Entre funks, pagodes e axés o que mais levanta indagações é o apego que tenho ao rock. Por uns dois anos de faculdade a rotina era a mesma: On the rocks no Dedge segundas, Hothot as quartas, Rock fellas de quintas no Vegas e Funhouse,até então reduto do indie, Milo garage, Astronete, Outs e Inferno se revezando nos outros dias da semana. Pois é!

Isso sem contar os infindáveis shows e festivais, de Guns N’ Roses a Face to Face, passando por algumas apresentações Emo e rock brasileiro.

Ai hoje, com a comemoração dos 65 anos de Freddie Mercury caso estivesse vivo me veio a tona: porque a estranheza do mundo em relação a eu gay gostar de rock se as maiores referencias do gênero eram também homossexuais ou andróginos?

Freddie era afeminado, xucro, peludo e sexy, quem parecido com isso você conhece hoje? Bowie era andrógeno mas extremamente sexualizado ao contrário do estranho e repugnante Marilyn Manson, nossa ultima grande referencia no assunto.

Matutei e só consegui chegar a uma conclusão: minha geração passou por um processo de retrocesso muito grande, culpa das políticas educacionais? Da mídia?
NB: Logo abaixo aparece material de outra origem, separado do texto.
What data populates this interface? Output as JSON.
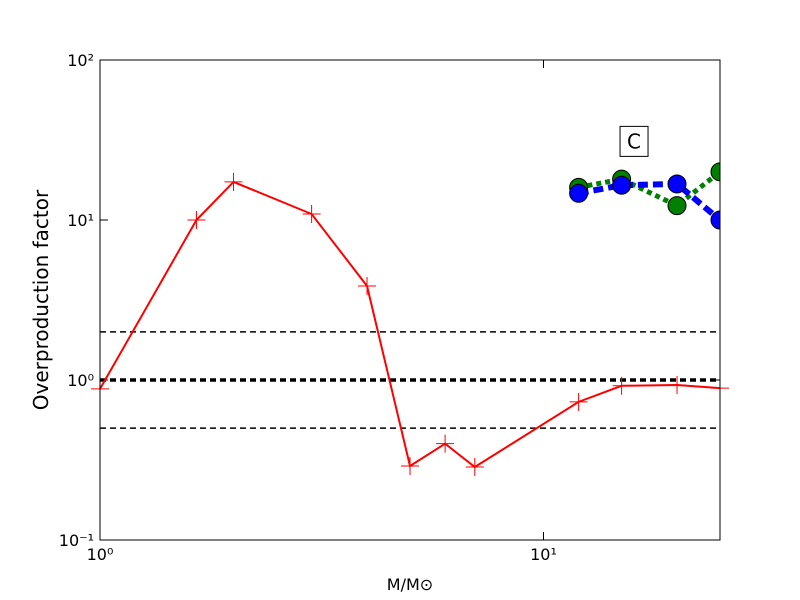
{
  "chart_data": {
    "type": "line",
    "x_label": "M/M⊙",
    "y_label": "Overproduction factor",
    "log_x": true,
    "log_y": true,
    "xlim": [
      1,
      25
    ],
    "ylim": [
      0.1,
      100
    ],
    "xticks": [
      {
        "value": 1,
        "label": "10⁰"
      },
      {
        "value": 10,
        "label": "10¹"
      }
    ],
    "yticks": [
      {
        "value": 0.1,
        "label": "10⁻¹"
      },
      {
        "value": 1,
        "label": "10⁰"
      },
      {
        "value": 10,
        "label": "10¹"
      },
      {
        "value": 100,
        "label": "10²"
      }
    ],
    "reference_lines": [
      {
        "value": 2,
        "width": 1.5
      },
      {
        "value": 1,
        "width": 3.5
      },
      {
        "value": 0.5,
        "width": 1.5
      }
    ],
    "annotation": {
      "text": "C",
      "x": 16,
      "y": 31
    },
    "series": [
      {
        "color": "#ff0000",
        "style": "solid",
        "marker": "plus",
        "x": [
          1,
          1.65,
          2,
          3,
          4,
          5,
          6,
          7,
          12,
          15,
          20,
          25
        ],
        "values": [
          0.88,
          10,
          17.3,
          10.9,
          3.87,
          0.29,
          0.4,
          0.286,
          0.73,
          0.92,
          0.93,
          0.89
        ]
      },
      {
        "color": "#008000",
        "style": "dotted",
        "marker": "circle",
        "x": [
          12,
          15,
          20,
          25
        ],
        "values": [
          16,
          18,
          12.3,
          20
        ]
      },
      {
        "color": "#0000ff",
        "style": "dashed",
        "marker": "circle",
        "x": [
          12,
          15,
          20,
          25
        ],
        "values": [
          14.7,
          16.5,
          16.8,
          10
        ]
      }
    ]
  }
}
Não sei, acho que pra saber inclusive seria necessário um estudo, quem sabe não seja esse o tema do meu mestrado?

Enquanto isso fico aqui, perdido em meio a divas pop adolescentes, descerebradas e que posso afirmas com toda certeza: não me representam em nada, apesar de me fazerem muito bem na boate que fique claro.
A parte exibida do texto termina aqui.